Re: community collecting resale fees
From: Sharon Villines (
Date: Thu, 25 Oct 2018 15:45:03 -0700 (PDT)
On Oct 25, 2018, at 6:16 PM, Jerry Koch-Gonzalez <jerry [at]> 
> I'd like our community to collect 3% of sale price when units turn over if
> the community finds the buyer (meaning no outside realtor was hired by the
> seller). Since realtors usually get 6% that seems like a win-win for all.
> Reduces the condo fee increases over time.
> Any communities do something like this?

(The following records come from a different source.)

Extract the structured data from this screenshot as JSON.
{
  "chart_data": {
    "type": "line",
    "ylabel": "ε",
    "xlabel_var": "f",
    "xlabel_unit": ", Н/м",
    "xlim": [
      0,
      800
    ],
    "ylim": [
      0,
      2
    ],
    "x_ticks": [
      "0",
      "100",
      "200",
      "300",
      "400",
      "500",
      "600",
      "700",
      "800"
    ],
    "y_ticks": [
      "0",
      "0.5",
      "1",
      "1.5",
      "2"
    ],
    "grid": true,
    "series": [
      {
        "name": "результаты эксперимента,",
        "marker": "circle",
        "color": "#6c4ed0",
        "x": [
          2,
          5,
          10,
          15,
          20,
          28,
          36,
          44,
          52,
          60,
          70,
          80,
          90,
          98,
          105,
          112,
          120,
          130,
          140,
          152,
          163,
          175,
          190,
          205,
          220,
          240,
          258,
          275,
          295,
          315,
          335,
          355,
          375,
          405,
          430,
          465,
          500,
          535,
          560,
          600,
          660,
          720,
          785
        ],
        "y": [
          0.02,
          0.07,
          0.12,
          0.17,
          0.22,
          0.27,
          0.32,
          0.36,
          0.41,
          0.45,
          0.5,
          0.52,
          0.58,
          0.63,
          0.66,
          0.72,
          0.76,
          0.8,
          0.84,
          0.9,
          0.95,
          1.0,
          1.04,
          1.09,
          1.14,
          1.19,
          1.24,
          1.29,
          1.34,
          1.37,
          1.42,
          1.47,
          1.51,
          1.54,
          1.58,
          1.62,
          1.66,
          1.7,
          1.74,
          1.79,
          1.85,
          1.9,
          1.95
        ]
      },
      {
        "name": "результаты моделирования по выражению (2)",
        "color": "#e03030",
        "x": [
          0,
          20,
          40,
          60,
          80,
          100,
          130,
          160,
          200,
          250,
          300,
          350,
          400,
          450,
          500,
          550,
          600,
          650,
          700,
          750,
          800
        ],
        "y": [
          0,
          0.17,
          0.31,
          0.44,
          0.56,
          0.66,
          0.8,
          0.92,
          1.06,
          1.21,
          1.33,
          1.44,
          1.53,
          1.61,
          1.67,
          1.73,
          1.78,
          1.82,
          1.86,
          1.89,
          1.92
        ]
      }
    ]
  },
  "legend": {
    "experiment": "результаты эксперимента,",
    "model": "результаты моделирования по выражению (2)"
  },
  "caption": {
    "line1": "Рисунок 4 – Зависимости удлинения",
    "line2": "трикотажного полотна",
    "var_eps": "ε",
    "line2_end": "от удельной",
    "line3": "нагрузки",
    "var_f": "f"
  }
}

We don’t require it but a few years ago our Resales and Rental Pod formed to 
facilitate sales and they request  a donation. They build a waiting list of 
people who were oriented and that they know. The orientees come to pot lucks 
and workdays to get a taste of things so we often know them too. The Pod 
designed a standard flyer, printed “information cards”, and organized open 

For sales they are involved with, which is almost all of them, the schedule is 
open house on Sunday, offers due by Wednesday, decisions by Friday. It doesn’t 
always go that smoothly but often does. With a list of people who are really 
interested and hovering, we know there will be at least some offers. One unit 
recently got 3 offers but the one they chose didn’t work out to they moved to 
the next one, which took a week or two longer.

A long way around to say that R&R has done and does do a lot of work so when 
they give the pitch about a contribution to our Special Projects Fund (Capital 
Improvements), it has brought good results. Contributions, I think, are closer 
to 1-2% of the sales price. Before that, some people had given voluntarily.

As a result, we actually have a Special Projects Fund. Don’t hold me to the 
number but we have had a lot of sales in the last 3-4 years and we have maybe 
$75,000 in it. For the first time we can think in terms of what we would like 
to develop, not just upgraded replacements from the Reserve Fund.

My personal rational for resale contributions is that the price of the unit is 
higher because the community puts so much energy into making the place 
attractive socially and physically that isn’t paid for in dues. AND perhaps 
even more importantly, when a household leaves we know we have a lot of work to 
do to help another family move in and to bring them up to speed. It takes a 
year of explaining and reminding and helping. The donation does help soften the 
pain of losing a household and bringing in a new one.